‘KING TUT’ – A CENTURY OF MYTH AND MYSTERY
One hundred years ago, in November 1922, the archaeologist Howard Carter was leading a team in Egypt’s Valley of the Kings when a workman found some steps under some rubble.
Those steps led to Tutankhamun’s tomb, the final resting place of the
14th Century BC pharaoh (below). The teenage king had been buried with all manner of treasures. In Carter’s words, there was ‘everywhere the glint of gold’.
The discovery – which, as Nicholas Reeves writes in his new edition of The Complete Tutankhamun (Thames & Hudson, £40 ★★★★★), has ‘yet to be matched’ – was immediately the centre of a media storm. Who was this boy king? Why had he been buried with such treasures? Was the tomb cursed? (Lord Carnarvon, who financed the dig, died while the tomb was still being opened.)
More recent discoveries about ‘King Tut’, though, have highlighted the drama of his actual life, with DNA analysis suggesting that Tutankhamun’s mother might have been his father’s sister – or even his own half-sister.
Three new books mark the centenary of the tomb’s discovery: Reeves’s The Complete Tutankhamun, Tutankhamun And The Tomb That Changed The
World, by Bob Brier (OUP, £21.99 ★★★★★), and Joyce Tyldesley’s Tutankhamun: Pharaoh, Icon, Enigma (Headline, £22 ★★★★★).
Reeves’s book is a beautifully illustrated look at Tutankhamun’s rule in Egypt’s 18th Dynasty, the story of the tomb’s opening, and a comprehensive study of all the treasures found.
Brier stresses the ‘space-age technologies’ that have given the world new insights into the tomb, from CAT-scans to a scientific study of the 35 pairs of shoes buried there.
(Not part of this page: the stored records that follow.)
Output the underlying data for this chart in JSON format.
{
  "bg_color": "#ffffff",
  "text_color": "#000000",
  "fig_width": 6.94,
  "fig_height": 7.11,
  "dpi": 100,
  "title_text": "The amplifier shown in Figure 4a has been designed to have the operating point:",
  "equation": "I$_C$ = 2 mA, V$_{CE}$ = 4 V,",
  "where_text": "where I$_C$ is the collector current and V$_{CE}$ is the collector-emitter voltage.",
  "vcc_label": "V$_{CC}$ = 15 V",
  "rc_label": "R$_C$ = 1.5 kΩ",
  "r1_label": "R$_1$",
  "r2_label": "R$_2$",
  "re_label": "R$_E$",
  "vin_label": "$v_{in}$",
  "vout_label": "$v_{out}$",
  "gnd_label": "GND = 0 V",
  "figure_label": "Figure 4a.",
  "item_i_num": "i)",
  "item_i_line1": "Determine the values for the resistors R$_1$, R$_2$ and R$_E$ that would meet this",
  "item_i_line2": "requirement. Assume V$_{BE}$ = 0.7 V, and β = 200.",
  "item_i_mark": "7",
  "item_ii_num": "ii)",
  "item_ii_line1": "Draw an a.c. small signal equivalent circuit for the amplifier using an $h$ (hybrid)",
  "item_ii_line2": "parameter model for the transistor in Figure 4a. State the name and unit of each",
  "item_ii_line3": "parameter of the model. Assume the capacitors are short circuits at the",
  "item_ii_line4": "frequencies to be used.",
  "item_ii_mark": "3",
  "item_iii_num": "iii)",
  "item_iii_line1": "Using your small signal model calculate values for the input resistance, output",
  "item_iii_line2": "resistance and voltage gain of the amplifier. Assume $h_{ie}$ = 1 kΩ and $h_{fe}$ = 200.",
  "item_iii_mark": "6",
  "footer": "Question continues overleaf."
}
He also writes about how the excavation influenced Egyptian nationalism and global politics.
Tyldesley’s highly readable biography tells the tale of Tutankhamun’s life, followed by the story of his chaotic, dramatic afterlife of excavation. In these books, the importance of discovering the truth – rather than the myths, rumours and scandals of the past century – comes to the fore.